Post-Gazette Editorial – 6/26/06


This page was last updated on June 28, 2006.


End of story / Expelling reporters won’t fix Guantanamo prison; Editorial; Pittsburgh Post-Gazette; June 26, 2006.

Below is a detailed critique of the subject editorial.


“Here’s freedom of the press, Pentagon style: When reporters started writing about what was going on at the clandestine military lockup at Guantanamo Bay after the suicides of three ‘indefinite detainees,’ the brass hats put the journalists on the next plane from the Cuban base back to the American mainland.”

[RWC] I don’t know if this assertion is an accurate representation or not.  I write that because I saw a news report on TV last week and the reporter was at Club Gitmo.

“But, hey, don’t think it was a cynical attempt to keep the lid on another bad story about one of the darkest chapters in U.S. human rights history.  No, according to a Pentagon spokesman, it was all about fairness and impartiality.

“‘We got them on the next flight out of Guantanamo Bay,’ the spokesman asserted, ‘to be fair to the rest of the media outlets that did not get a chance to go down there.’  Now there’s logic worthy of the old Soviet Union.

“The Pentagon chose expulsion and now is conducting a full-blown investigation to learn who gave those nosy reporters access to Guantanamo in the first place.

“It’s all indicative of the Bush administration’s bunker mentality in regard to the Guantanamo Bay prison, which was established four years ago to hold anyone the government deems to be a terrorism suspect -- indefinitely and without charges, in either military or civilian courts.  Nearly 500 men are in custody there, many held virtually incommunicado for years.”

[RWC] The editorial conveniently fails to note most prisoners are still there because folks with the same opinion as the PG challenged the government’s authority to try enemy combatants in military tribunals instead of civilian courts.  The case is now awaiting a decision by the U.S. Supreme Court.

“The problem, of course, is that indefinite imprisonment runs contrary to the United States Constitution and more than 200 years of American legal tradition aimed at recognition of basic human rights.”

[RWC] When did illegal – or legal for that matter – enemy combatants captured on foreign battlefields gain protection of the Constitution?  These guys don’t even qualify for the provisions of the Geneva Conventions.

“It’s what has caused U.S. prestige to drop precipitously in the eyes of an international public that once respected this nation for maintaining these rights, even on occasions when it was not convenient to government interests.  Now the administration is digging the hole of condemnation deeper by suggesting that the three men who hanged themselves in their cells at the prison on June 10 did so just to make President Bush look bad.”

[RWC] The editorial fails to note a not insignificant number of released Club Gitmo prisoners were picked up again on the battlefield.

“The truth is, when it comes to botching both the war on terrorism and the war in Iraq through extralegal policies, Mr. Bush doesn’t need any help.
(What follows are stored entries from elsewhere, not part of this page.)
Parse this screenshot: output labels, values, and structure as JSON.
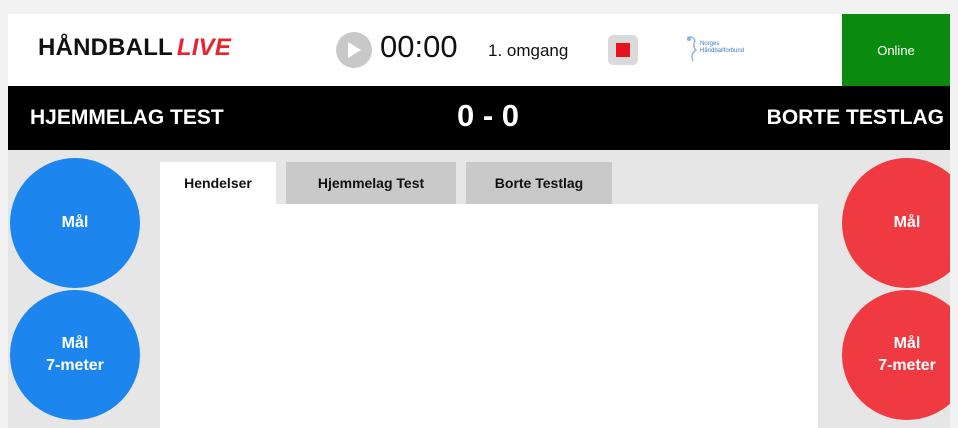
{
  "header": {
    "brand_main": "HÅNDBALL",
    "brand_live": "LIVE",
    "clock": "00:00",
    "period": "1. omgang",
    "federation_logo_line1": "Norges",
    "federation_logo_line2": "Håndballforbund",
    "status": "Online"
  },
  "scoreboard": {
    "home_team": "HJEMMELAG TEST",
    "score": "0 - 0",
    "away_team": "BORTE TESTLAG"
  },
  "home_actions": {
    "goal_label": "Mål",
    "penalty_line1": "Mål",
    "penalty_line2": "7-meter"
  },
  "away_actions": {
    "goal_label": "Mål",
    "penalty_line1": "Mål",
    "penalty_line2": "7-meter"
  },
  "tabs": [
    {
      "label": "Hendelser",
      "active": true
    },
    {
      "label": "Hjemmelag Test",
      "active": false
    },
    {
      "label": "Borte Testlag",
      "active": false
    }
  ],
  "colors": {
    "home_accent": "#1c86ee",
    "away_accent": "#f03a42",
    "online": "#0b8a10",
    "live_red": "#e8222f",
    "stop_red": "#e8111f"
  },
  "icons": {
    "play": "play-icon",
    "stop": "stop-icon",
    "logo": "federation-logo"
  }
}
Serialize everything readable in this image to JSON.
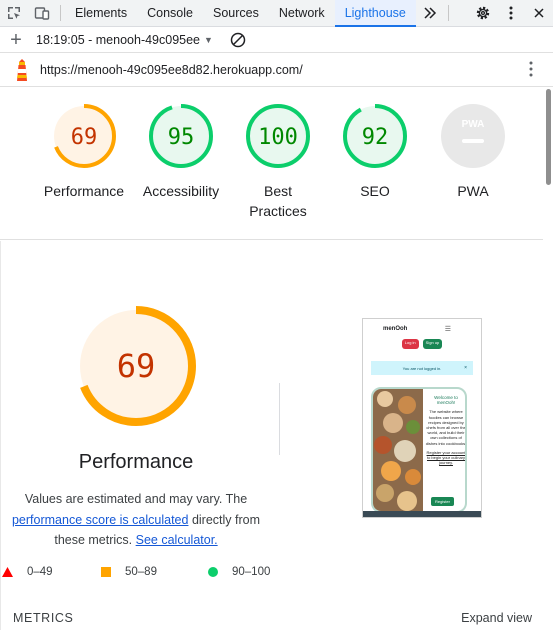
{
  "devtools": {
    "tabs": [
      {
        "label": "Elements"
      },
      {
        "label": "Console"
      },
      {
        "label": "Sources"
      },
      {
        "label": "Network"
      },
      {
        "label": "Lighthouse"
      }
    ],
    "more_tabs_icon": "chevron-double-right-icon",
    "settings_icon": "gear-icon",
    "menu_icon": "vertical-dots-icon",
    "close_icon": "close-icon",
    "active_tab": "Lighthouse"
  },
  "toolbar": {
    "report_selector": "18:19:05 - menooh-49c095ee",
    "add_icon": "plus-icon",
    "clear_icon": "block-icon"
  },
  "urlbar": {
    "url": "https://menooh-49c095ee8d82.herokuapp.com/",
    "logo_icon": "lighthouse-icon"
  },
  "categories": [
    {
      "score": "69",
      "label": "Performance",
      "value": 0.69,
      "status": "average"
    },
    {
      "score": "95",
      "label": "Accessibility",
      "value": 0.95,
      "status": "pass"
    },
    {
      "score": "100",
      "label": "Best Practices",
      "value": 1.0,
      "status": "pass"
    },
    {
      "score": "92",
      "label": "SEO",
      "value": 0.92,
      "status": "pass"
    },
    {
      "score": "",
      "label": "PWA",
      "badge": "PWA",
      "status": "na"
    }
  ],
  "performance": {
    "score": "69",
    "value": 0.69,
    "title": "Performance",
    "desc_1": "Values are estimated and may vary. The",
    "desc_link_1": "performance score is calculated",
    "desc_2": "directly from",
    "desc_3": "these metrics.",
    "desc_link_2": "See calculator."
  },
  "legend": [
    {
      "range": "0–49",
      "shape": "triangle",
      "color": "#ff0000"
    },
    {
      "range": "50–89",
      "shape": "square",
      "color": "#ffa400"
    },
    {
      "range": "90–100",
      "shape": "circle",
      "color": "#0cce6b"
    }
  ],
  "metrics": {
    "label": "METRICS",
    "expand": "Expand view"
  },
  "screenshot": {
    "logo": "menOoh",
    "login": "Log in",
    "signup": "Sign up",
    "alert": "You are not logged in.",
    "welcome": "Welcome to menOoh!",
    "body": "The website where foodies can browse recipes designed by chefs from all over the world, and build their own collections of dishes into cookbooks.",
    "cta_text": "Register your account to begin your culinary journey.",
    "register": "Register"
  },
  "colors": {
    "average_stroke": "#ffa400",
    "average_fill": "#fff3e5",
    "average_text": "#c33300",
    "pass_stroke": "#0cce6b",
    "pass_fill": "#e8f8ef",
    "pass_text": "#008800",
    "na_fill": "#e8e8e8",
    "link": "#1558d6"
  }
}
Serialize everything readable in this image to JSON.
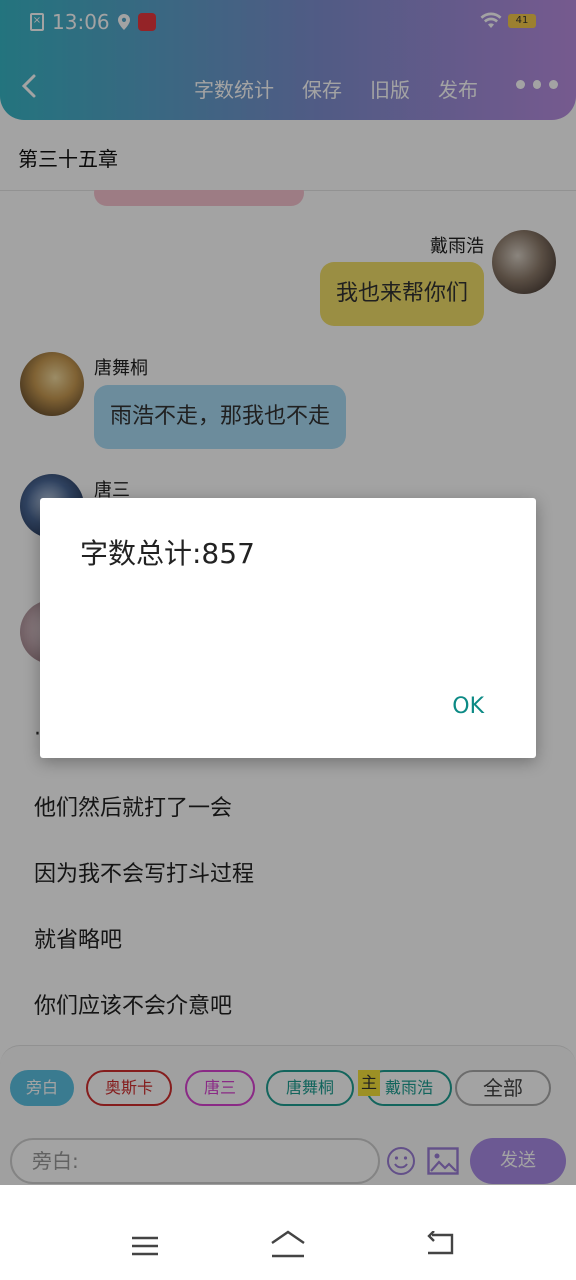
{
  "status_bar": {
    "time": "13:06",
    "battery": "41"
  },
  "toolbar": {
    "actions": [
      "字数统计",
      "保存",
      "旧版",
      "发布"
    ]
  },
  "chapter": {
    "title": "第三十五章"
  },
  "chat": {
    "messages": [
      {
        "sender": "戴雨浩",
        "text": "我也来帮你们",
        "side": "right",
        "color": "#f1de6a"
      },
      {
        "sender": "唐舞桐",
        "text": "雨浩不走，那我也不走",
        "side": "left",
        "color": "#a9dbf5"
      },
      {
        "sender": "唐三",
        "side": "left"
      }
    ],
    "narration_dot": "·",
    "narration": [
      "他们然后就打了一会",
      "因为我不会写打斗过程",
      "就省略吧",
      "你们应该不会介意吧"
    ]
  },
  "roles": {
    "chips": [
      "旁白",
      "奥斯卡",
      "唐三",
      "唐舞桐",
      "戴雨浩",
      "全部"
    ],
    "main_badge": "主"
  },
  "input": {
    "placeholder": "旁白:",
    "send_label": "发送"
  },
  "dialog": {
    "message": "字数总计:857",
    "ok_label": "OK"
  }
}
[RWC] What are the “extralegal policies” and where is the evidence?

If anything is an extralegal policy, it’s the bizarre idea that illegal (or legal) enemy combatants should be granted constitutional rights and be tried in civilian courts.

“International pressure to close Guantanamo, something even Mr. Bush acknowledged that he favors, continues to build.  Kicking journalists off the island can’t hide the ugly truth about the wrongs being committed there in the name of national security.”

[RWC] The editorial failed to provide the context of President Bush’s acknowledgement he’d like to close the prison at Gitmo.  He said he’d like for prisons like Club Gitmo and elsewhere to be unnecessary because widespread terrorism had been defeated.